Print Edition - 2015-02-05 | MONEY
Onion imports from India high due to low output
Feb 4, 2015-
Large quantities of onions are imported from India as domestic production cannot fulfil demand. Dharan buys Indian onions worth around Rs 150 million annually.
Laxman Bhattarai, manager of Krishi Upaj Bazaar, Dharan-13, said Dharan had been importing about 3,000 tonnes of onions annually from India. “Nepali households have to rely on Indian onions as local output falls short of demand,” he said. “Customers have to pay high prices for the imported vegetable.”
According to Bhattarai, sales at their market alone amounted to more than Rs 140 million during the last fiscal year. Although onion sales at the bazaar have grown massively, there is no official agency to fix market prices.
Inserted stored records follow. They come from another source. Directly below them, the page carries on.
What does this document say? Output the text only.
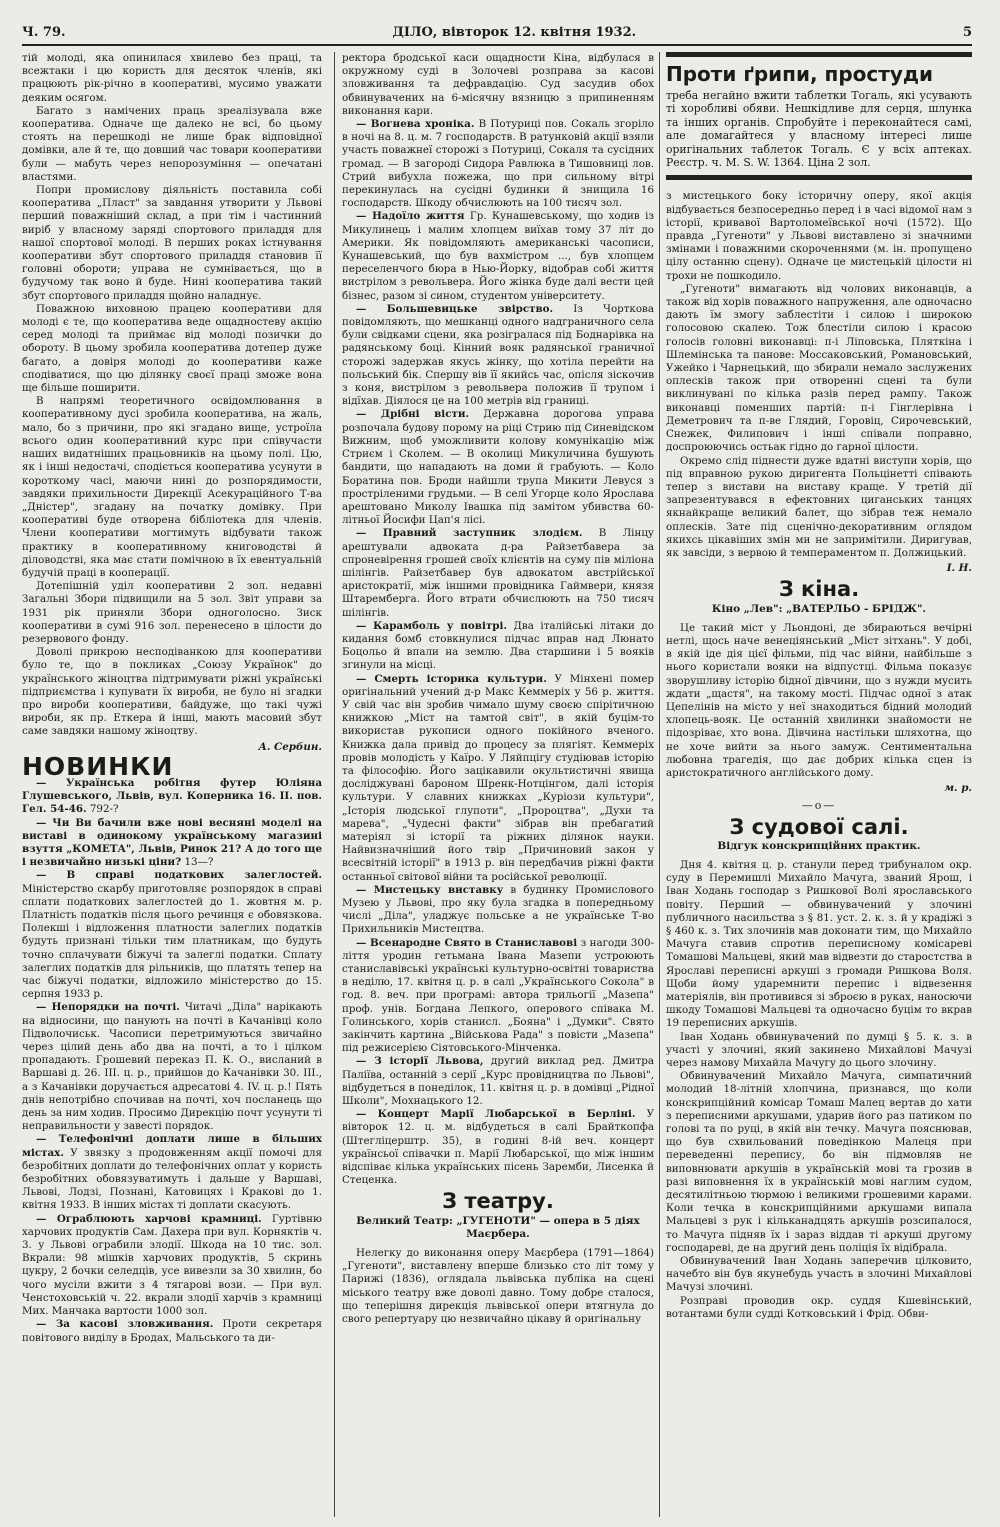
Ч. 79.	ДІЛО, вівторок 12. квітня 1932.	5

тій молоді, яка опинилася хвилево без праці, та всежтаки і цю користь для десяток членів, які працюють рік-річно в кооперативі, мусимо уважати деяким осягом.

Багато з намічених праць зреалізувала вже кооператива. Одначе ще далеко не всі, бо цьому стоять на перешкоді не лише брак відповідної домівки, але й те, що довший час товари кооперативи були — мабуть через непорозуміння — опечатані властями.

Попри промислову діяльність поставила собі кооператива „Пласт" за завдання утворити у Львові перший поважніший склад, а при тім і частинний виріб у власному заряді спортового приладдя для нашої спортової молоді. В перших роках істнування кооперативи збут спортового приладдя становив її головні обороти; управа не сумнівається, що в будучому так воно й буде. Нині кооператива такий збут спортового приладдя щойно наладнує.

Поважною виховною працею кооперативи для молоді є те, що кооператива веде ощадностеву акцію серед молоді та приймає від молоді позички до обороту. В цьому зробила кооператива дотепер дуже багато, а довіря молоді до кооперативи каже сподіватися, що цю ділянку своєї праці зможе вона ще більше поширити.

В напрямі теоретичного освідомлювання в кооперативному дусі зробила кооператива, на жаль, мало, бо з причини, про які згадано вище, устроїла всього один кооперативний курс при співучасти наших видатніших працьовників на цьому полі. Цю, як і інші недостачі, сподіється кооператива усунути в короткому часі, маючи нині до розпорядимости, завдяки прихильности Дирекції Асекураційного Т-ва „Дністер", згадану на початку домівку. При кооперативі буде отворена бібліотека для членів. Члени кооперативи могтимуть відбувати також практику в кооперативному книговодстві й діловодстві, яка має стати помічною в їх евентуальній будучій праці в кооперації.

Дотепішній уділ кооперативи 2 зол. недавні Загальні Збори підвищили на 5 зол. Звіт управи за 1931 рік приняли Збори одноголосно. Зиск кооперативи в сумі 916 зол. перенесено в цілости до резервового фонду.

Доволі прикрою несподіванкою для кооперативи було те, що в покликах „Союзу Українок" до українського жіноцтва підтримувати ріжні українські підприємства і купувати їх вироби, не було ні згадки про вироби кооперативи, байдуже, що такі чужі вироби, як пр. Еткера й інші, мають масовий збут саме завдяки нашому жіноцтву.

А. Сербин.
НОВИНКИ

— Українська робітня футер Юліяна Глушевського, Львів, вул. Коперника 16. II. пов. Гел. 54-46. 792-?

— Чи Ви бачили вже нові весняні моделі на виставі в одинокому українському магазині взуття „КОМЕТА", Львів, Ринок 21? А до того ще і незвичайно низькі ціни? 13—?

— В справі податкових залеглостей. Міністерство скарбу приготовляє розпорядок в справі сплати податкових залеглостей до 1. жовтня м. р. Платність податків після цього речинця є обовязкова. Полекші і відложення платности залеглих податків будуть признані тільки тим платникам, що будуть точно сплачувати біжучі та залеглі податки. Сплату залеглих податків для рільників, що платять тепер на час біжучі податки, відложило міністерство до 15. серпня 1933 р.

— Непорядки на почті. Читачі „Діла" нарікають на відносини, що панують на почті в Качанівці коло Підволочиськ. Часописи перетримуються звичайно через цілий день або два на почті, а то і цілком пропадають. Грошевий переказ П. К. О., висланий в Варшаві д. 26. III. ц. р., прийшов до Качанівки 30. III., а з Качанівки доручається адресатові 4. IV. ц. р.! Пять днів непотрібно спочивав на почті, хоч посланець що день за ним ходив. Просимо Дирекцію почт усунути ті неправильности у завесті порядок.

— Телефонічні доплати лише в більших містах. У звязку з продовженням акції помочі для безробітних доплати до телефонічних оплат у користь безробітних обовязуватимуть і дальше у Варшаві, Львові, Лодзі, Познані, Катовицях і Кракові до 1. квітня 1933. В інших містах ті доплати скасують.

— Ограблюють харчові крамниці. Гуртівню харчових продуктів Сам. Дахера при вул. Корняктів ч. 3. у Львові ограбили злодії. Шкода на 10 тис. зол. Вкрали: 98 мішків харчових продуктів, 5 скринь цукру, 2 бочки селедців, усе вивезли за 30 хвилин, бо чого мусіли вжити з 4 тягарові вози. — При вул. Ченстоховській ч. 22. вкрали злодії харчів з крамниці Мих. Манчака вартости 1000 зол.

— За касові зловживання. Проти секретаря повітового виділу в Бродах, Мальського та ди-

ректора бродської каси ощадности Кіна, відбулася в окружному суді в Золочеві розправа за касові зловживання та дефравдацію. Суд засудив обох обвинувачених на 6-місячну вязницю з припиненням виконання кари.

— Вогнева хроніка. В Потуриці пов. Сокаль згоріло в ночі на 8. ц. м. 7 господарств. В ратунковій акції взяли участь поважнеї сторожі з Потуриці, Сокаля та сусідних громад. — В загороді Сидора Равлюка в Тишовниці лов. Стрий вибухла пожежа, що при сильному вітрі перекинулась на сусідні будинки й знищила 16 господарств. Шкоду обчислюють на 100 тисяч зол.

— Надоїло життя Гр. Кунашевському, що ходив із Микулинець і малим хлопцем виїхав тому 37 літ до Америки. Як повідомляють американські часописи, Кунашевський, що був вахмістром ..., був хлопцем переселенчого бюра в Нью-Йорку, відобрав собі життя вистрілом з револьвера. Його жінка буде далі вести цей бізнес, разом зі сином, студентом університету.

— Большевицьке звірство. Із Чорткова повідомляють, що мешканці одного надграничного села були свідками сцени, яка розігралася під Боднарівка на радянському боці. Кінний вояк радянської граничної сторожі задержав якусь жінку, що хотіла перейти на польський бік. Спершу вів її якийсь час, опісля зіскочив з коня, вистрілом з револьвера положив її трупом і відїхав. Діялося це на 100 метрів від границі.

— Дрібні вісти. Державна дорогова управа розпочала будову порому на ріці Стрию під Синевідском Вижним, щоб уможливити колову комунікацію між Стриєм і Сколем. — В околиці Микуличина бушують бандити, що нападають на доми й грабують. — Коло Боратина пов. Броди найшли трупа Микити Левуся з простріленими грудьми. — В селі Угорце коло Ярослава арештовано Миколу Івашка під замітом убивства 60-літньої Йосифи Цап'я лісі.

— Правний заступник злодієм. В Лінцу арештували адвоката д-ра Райзетбавера за спроневірення грошей своїх клієнтів на суму пів міліона шілінгів. Райзетбавер був адвокатом австрійської аристократії, між іншими провідника Гаймвери, князя Штаремберга. Його втрати обчислюють на 750 тисяч шілінгів.

— Карамболь у повітрі. Два італійські літаки до кидання бомб стовкнулися підчас вправ над Люнато Боцольо й впали на землю. Два старшини і 5 вояків згинули на місці.

— Смерть історика культури. У Мінхені помер оригінальний учений д-р Макс Кеммеріх у 56 р. життя. У свій час він зробив чимало шуму своєю спірітичною книжкою „Міст на тамтой світ", в якій буцім-то використав рукописи одного покійного вченого. Книжка дала привід до процесу за плягіят. Кеммеріх провів молодість у Каїро. У Ляйпцігу студіював історію та філософію. Його зацікавили окультистичні явища досліджувані бароном Шренк-Нотцінгом, далі історія культури. У славних книжках „Куріози культури", „Історія людської глупоти", „Пророцтва", „Духи та марева", „Чудесні факти" зібрав він пребагатий матеріял зі історії та ріжних ділянок науки. Найвизначніший його твір „Причиновий закон у всесвітній історії" в 1913 р. він передбачив ріжні факти останньої світової війни та російської революції.

— Мистецьку виставку в будинку Промислового Музею у Львові, про яку була згадка в попередньому числі „Діла", уладжує польське а не українське Т-во Прихильників Мистецтва.

— Всенародне Свято в Станиславові з нагоди 300-ліття уродин гетьмана Івана Мазепи устроюють станиславівські українські культурно-освітні товариства в неділю, 17. квітня ц. р. в салі „Українського Сокола" в год. 8. веч. при програмі: автора трильогії „Мазепа" проф. унів. Богдана Лепкого, оперового співака М. Голинського, хорів станисл. „Бояна" і „Думки". Свято закінчить картина „Військова Рада" з повісти „Мазепа" під режисерією Сіятовського-Мінченка.

— З історії Львова, другий виклад ред. Дмитра Паліїва, останній з серії „Курс провідництва по Львові", відбудеться в понеділок, 11. квітня ц. р. в домівці „Рідної Школи", Мохнацького 12.

— Концерт Марії Любарської в Берліні. У вівторок 12. ц. м. відбудеться в салі Брайткопфа (Штегліцерштр. 35), в годині 8-ій веч. концерт українсьої співачки п. Марії Любарської, що між іншим відспіває кілька українських пісень Заремби, Лисенка й Стеценка.

З театру.
Великий Театр: „ГУГЕНОТИ" — опера в 5 діях Маєрбера.

Нелегку до виконання оперу Маєрбера (1791—1864) „Гугеноти", виставлену вперше близько сто літ тому у Парижі (1836), оглядала львівська публіка на сцені міського театру вже доволі давно. Тому добре сталося, що теперішня дирекція львівської опери втягнула до свого репертуару цю незвичайно цікаву й оригінальну

Проти ґрипи, простуди
треба негайно вжити таблетки Тогаль, які усувають ті хоробливі обяви. Нешкідливе для серця, шлунка та інших органів. Спробуйте і переконайтеся самі, але домагайтеся у власному інтересі лише оригінальних таблеток Тогаль. Є у всіх аптеках. Реєстр. ч. M. S. W. 1364. Ціна 2 зол.

з мистецького боку історичну оперу, якої акція відбувається безпосередньо перед і в часі відомої нам з історії, кривавої Вартоломеївської ночі (1572). Що правда „Гугеноти" у Львові виставлено зі значними змінами і поважними скороченнями (м. ін. пропущено цілу останню сцену). Одначе це мистецькій цілости ні трохи не пошкодило.

„Гугеноти" вимагають від чолових виконавців, а також від хорів поважного напруження, але одночасно дають їм змогу заблестіти і силою і широкою голосовою скалею. Тож блестіли силою і красою голосів головні виконавці: п-і Ліповська, Пляткіна і Шлемінська та панове: Моссаковський, Романовський, Ужейко і Чарнецький, що збирали немало заслужених оплесків також при отворенні сцені та були виклинувані по кілька разів перед рампу. Також виконавці поменших партій: п-і Гінглерівна і Деметрович та п-ве Глядий, Горовіц, Сирочевський, Снежек, Филипович і інші співали поправно, доспроюючись остьак гідно до гарної цілости.

Окремо слід піднести дуже вдатні виступи хорів, що під вправною рукою диригента Польцінетті співають тепер з вистави на виставу краще. У третій дії запрезентувався в ефектовних циганських танцях якнайкраще великий балет, що зібрав теж немало оплесків. Зате під сценічно-декоративним оглядом якихсь цікавіших змін ми не запримітили. Диригував, як завсіди, з вервою й темпераментом п. Должицький.

І. Н.
З кіна.
Кіно „Лев": „ВАТЕРЛЬО - БРІДЖ".

Це такий міст у Льондоні, де збираються вечірні нетлі, щось наче венеціянський „Міст зітхань". У добі, в якій іде дія цієї фільми, під час війни, найбільше з нього користали вояки на відпустці. Фільма показує зворушливу історію бідної дівчини, що з нужди мусить ждати „щастя", на такому мості. Підчас одної з атак Цепелінів на місто у неї знаходиться бідний молодий хлопець-вояк. Це останній хвилинки знайомости не підозріває, хто вона. Дівчина настільки шляхотна, що не хоче вийти за нього замуж. Сентиментальна любовна трагедія, що дає добрих кілька сцен із аристократичного англійського дому.

м. р.
—o—
З судової салі.
Відгук конскрипційних практик.

Дня 4. квітня ц. р. станули перед трибуналом окр. суду в Перемишлі Михайло Мачуга, званий Ярош, і Іван Ходань господар з Ришкової Волі ярославського повіту. Перший — обвинувачений у злочині публичного насильства з § 81. уст. 2. к. з. й у крадіжі з § 460 к. з. Тих злочинів мав доконати тим, що Михайло Мачуга ставив спротив переписному комісареві Томашові Мальцеві, який мав відвезти до старостства в Ярославі переписні аркуші з громади Ришкова Воля. Щоби йому ударемнити перепис і відвезення матеріялів, він противився зі зброєю в руках, наносючи шкоду Томашові Мальцеві та одночасно буцім то вкрав 19 переписних аркушів.

Іван Ходань обвинувачений по думці § 5. к. з. в участі у злочині, який закинено Михайлові Мачузі через намову Михайла Мачугу до цього злочину.

Обвинувачений Михайло Мачуга, симпатичний молодий 18-літній хлопчина, признався, що коли конскрипційний комісар Томаш Малец вертав до хати з переписними аркушами, ударив його раз патиком по голові та по руці, в якій він течку. Мачуга пояснював, що був схвильований поведінкою Малеця при переведенні перепису, бо він підмовляв не виповнювати аркушів в українській мові та грозив в разі виповнення їх в українській мові наглим судом, десятилітньою тюрмою і великими грошевими карами. Коли течка в конскрипційними аркушами випала Мальцеві з рук і кільканадцять аркушів розсипалося, то Мачуга підняв їх і зараз віддав ті аркуші другому господареві, де на другий день поліція їх відібрала.

Обвинувачений Іван Ходань заперечив цілковито, начебто він був якунебудь участь в злочині Михайлові Мачузі злочині.

Розправі проводив окр. суддя Кшевінський, вотантами були судді Котковський і Фрід. Обви-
As a result, consumers have been paying rampant prices for the imported vegetable.
Traders estimate that 90 percent of the imported onions are sold in Dharan and adjoining areas while the rest are sold in the hill districts of Dhankuta, Terhathum and Bhojpur. According to Bhattarai, only 5 percent of the local onion requirement is fulfilled by the production in Saptari district.
Nepali consumers have been paying runaway prices for Indian onions. Prices shoot up when the Indian government seals the border at times of shortages in India. During these times, local consumers have to pay sky-high prices for smuggled onions.
A few months ago when there was a short supply in the Indian market, the price of imported onions reached up to Rs 140 per kg. Traders said that consumers have been paying more than Rs 100 per kg during festive seasons.
According to Bhattarai, growing local demand along with increasing dependency on Indian products has pushed up prices of the indispensable vegetable item.
Despite being an agrarian country, Nepal is highly dependent on Indian farm products. Agricultural experts said that lack of resources was a big hurdle to producing onions locally.
Rewati Dahal, an expert at the District Agriculture Development Office, Sunsari, said high production costs and the absence of a focused programme had slowed down onion production. According to him, there is growing attraction for Indian onions as local products decay fast and are difficult to store.